The White Ranger figure uses a body design that is similar to, but not precisely like, this year's Jungle Fury Rangers. And overall, it's an excellent design. The figure is certainly well articulated, fully poseable at the head, arms, elbows, wrists, legs, upper leg swivel, and knees.

The White Ranger stands about 6" in height, and is a superb likeness of the classic Power Rangers character. The black and gold protective body armor is a separate piece that readily snaps into place, and is very well detailed. The helmet is intricate and very well designed. Gold is not always an easy color to apply to action figures, but the color chosen by Bandai for this figure is really excellent.

As far as accessories, the White Ranger comes with a very ornate sword. Molded in greyish-silver plastic, the sword is very intricately designed, and is about 2-1/2" in length. It fits into a holster on the White Ranger's belt.

The card design is impressive, and makes it easy to spot these collectible figures in any display. Where the Jungle Fury package cards use a red and orange color combination, the cards for these Super Legends figures are dark green. The card has the Mighty Morphin logo across the top, and a special Power Rangers Super Legends logo on the back. The card back shows the Jungle Fury Jungle Master Rangers, but it also shows the White Ranger at the top, as well as the Gold Ranger from Power Rangers Zeo. As of this writing, I'm still trying to track him down.

While it's scant evidence, I'm sort of hoping that this distinctive Power Rangers Super Legends logo is indicative that this line might continue within the next new Power Rangers concept in 2009, which at this time has the tentative name of "Power Rangers RPM", and is reportedly a racing-based concept. If nothing else, it's bound to do better in the toy stores that Speed Racer...

So what's my final word here? At first, I considered it unusual that there would be collectible figures within a line like Power Rangers. Most of the toy collectible magazines don't give it a lot of coverage. It's generally seen as the most "kid-like" of the current crop of action figures, whereas other lines such as G.I. Joe, Star Wars, and various super-heroes, are considered to have broader appeal, maybe even more appeal among adult collectors than they do for kids. Don't even get me started on the higher-end collectibles. Sideshow may be making fantastically-detailed (and expensive) figures from Star Wars, Indiana Jones, and G.I. Joe, but you don't see a Red Ranger in the mix anywhere. Power Rangers tends to get dismissed as kid stuff.

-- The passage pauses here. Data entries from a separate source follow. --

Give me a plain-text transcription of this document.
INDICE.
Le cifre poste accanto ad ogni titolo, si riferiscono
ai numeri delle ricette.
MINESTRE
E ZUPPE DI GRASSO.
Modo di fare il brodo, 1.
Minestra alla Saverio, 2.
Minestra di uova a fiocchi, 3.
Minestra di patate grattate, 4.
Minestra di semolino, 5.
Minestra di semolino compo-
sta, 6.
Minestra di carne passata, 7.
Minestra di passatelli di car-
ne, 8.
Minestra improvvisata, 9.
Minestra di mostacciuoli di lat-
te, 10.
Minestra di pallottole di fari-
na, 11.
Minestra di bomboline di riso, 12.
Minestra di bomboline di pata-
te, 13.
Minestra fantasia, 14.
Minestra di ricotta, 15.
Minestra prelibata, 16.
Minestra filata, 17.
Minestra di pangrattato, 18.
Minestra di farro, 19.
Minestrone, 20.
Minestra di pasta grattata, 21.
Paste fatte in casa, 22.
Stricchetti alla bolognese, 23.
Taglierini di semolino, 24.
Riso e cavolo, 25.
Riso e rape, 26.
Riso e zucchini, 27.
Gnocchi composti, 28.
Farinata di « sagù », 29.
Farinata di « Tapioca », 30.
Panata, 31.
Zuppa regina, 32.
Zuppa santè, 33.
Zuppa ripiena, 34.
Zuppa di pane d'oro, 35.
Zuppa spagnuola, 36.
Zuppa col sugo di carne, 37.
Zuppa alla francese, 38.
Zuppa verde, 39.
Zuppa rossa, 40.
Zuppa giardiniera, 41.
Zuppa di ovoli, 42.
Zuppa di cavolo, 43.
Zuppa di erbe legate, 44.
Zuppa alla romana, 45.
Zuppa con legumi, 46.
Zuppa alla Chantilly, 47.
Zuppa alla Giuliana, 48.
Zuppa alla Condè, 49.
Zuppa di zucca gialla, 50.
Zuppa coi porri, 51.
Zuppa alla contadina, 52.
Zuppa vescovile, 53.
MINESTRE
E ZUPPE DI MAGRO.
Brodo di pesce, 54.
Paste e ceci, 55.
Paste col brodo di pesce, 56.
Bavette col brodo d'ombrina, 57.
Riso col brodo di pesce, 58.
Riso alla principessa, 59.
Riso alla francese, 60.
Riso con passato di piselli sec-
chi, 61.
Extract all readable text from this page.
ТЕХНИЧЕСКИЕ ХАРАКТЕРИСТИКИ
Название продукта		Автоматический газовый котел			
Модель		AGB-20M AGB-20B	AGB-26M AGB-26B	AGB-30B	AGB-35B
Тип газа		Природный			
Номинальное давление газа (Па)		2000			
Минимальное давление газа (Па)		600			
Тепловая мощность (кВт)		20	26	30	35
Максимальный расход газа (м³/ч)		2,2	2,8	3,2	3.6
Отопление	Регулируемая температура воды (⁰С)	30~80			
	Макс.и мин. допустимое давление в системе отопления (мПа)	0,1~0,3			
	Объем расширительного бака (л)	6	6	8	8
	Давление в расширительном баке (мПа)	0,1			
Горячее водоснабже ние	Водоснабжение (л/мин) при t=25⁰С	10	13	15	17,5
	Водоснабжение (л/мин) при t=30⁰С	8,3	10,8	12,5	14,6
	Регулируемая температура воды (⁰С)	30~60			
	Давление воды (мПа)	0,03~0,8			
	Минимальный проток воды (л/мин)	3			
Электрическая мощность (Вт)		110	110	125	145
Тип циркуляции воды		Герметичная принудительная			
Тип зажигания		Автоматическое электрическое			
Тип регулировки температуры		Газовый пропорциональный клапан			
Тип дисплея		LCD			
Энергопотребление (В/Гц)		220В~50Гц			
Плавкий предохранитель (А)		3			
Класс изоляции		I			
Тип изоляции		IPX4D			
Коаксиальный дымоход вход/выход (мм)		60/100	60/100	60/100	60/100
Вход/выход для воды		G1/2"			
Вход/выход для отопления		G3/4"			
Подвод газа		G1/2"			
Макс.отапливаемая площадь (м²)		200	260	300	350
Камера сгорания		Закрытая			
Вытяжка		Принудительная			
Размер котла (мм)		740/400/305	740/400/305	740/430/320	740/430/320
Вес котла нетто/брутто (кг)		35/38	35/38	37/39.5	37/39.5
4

Granted the TV show tends to promote that. Any given Power Rangers program is going to be pretty over the top in a lot of respects. And yet I wonder just a bit if that perception is changing, at least in the toy world. We recently had the release of the 15th Anniversary Red Rangers, a series of superb action figures, distinct unto itself, that featured almost every Red Ranger from every Power Rangers concept to date. Now this year, we have these Super Legends. And there's a degree to which it makes perfect sense. After 15 years, those people who were little kids when Power Rangers first aired are now young adults. And there's always something to be said for a certain nostalgia.

There's also something to be said for a very impressive and well-made action figure, too, and this one certainly qualifies. Brings back some memories, and brings them into the modern day of action figures. How can you go wrong with that? The MIGHTY MORPHIN POWER RANGERS SUPER LEGENDS WHITE RANGER most definitely has my highest recommendation!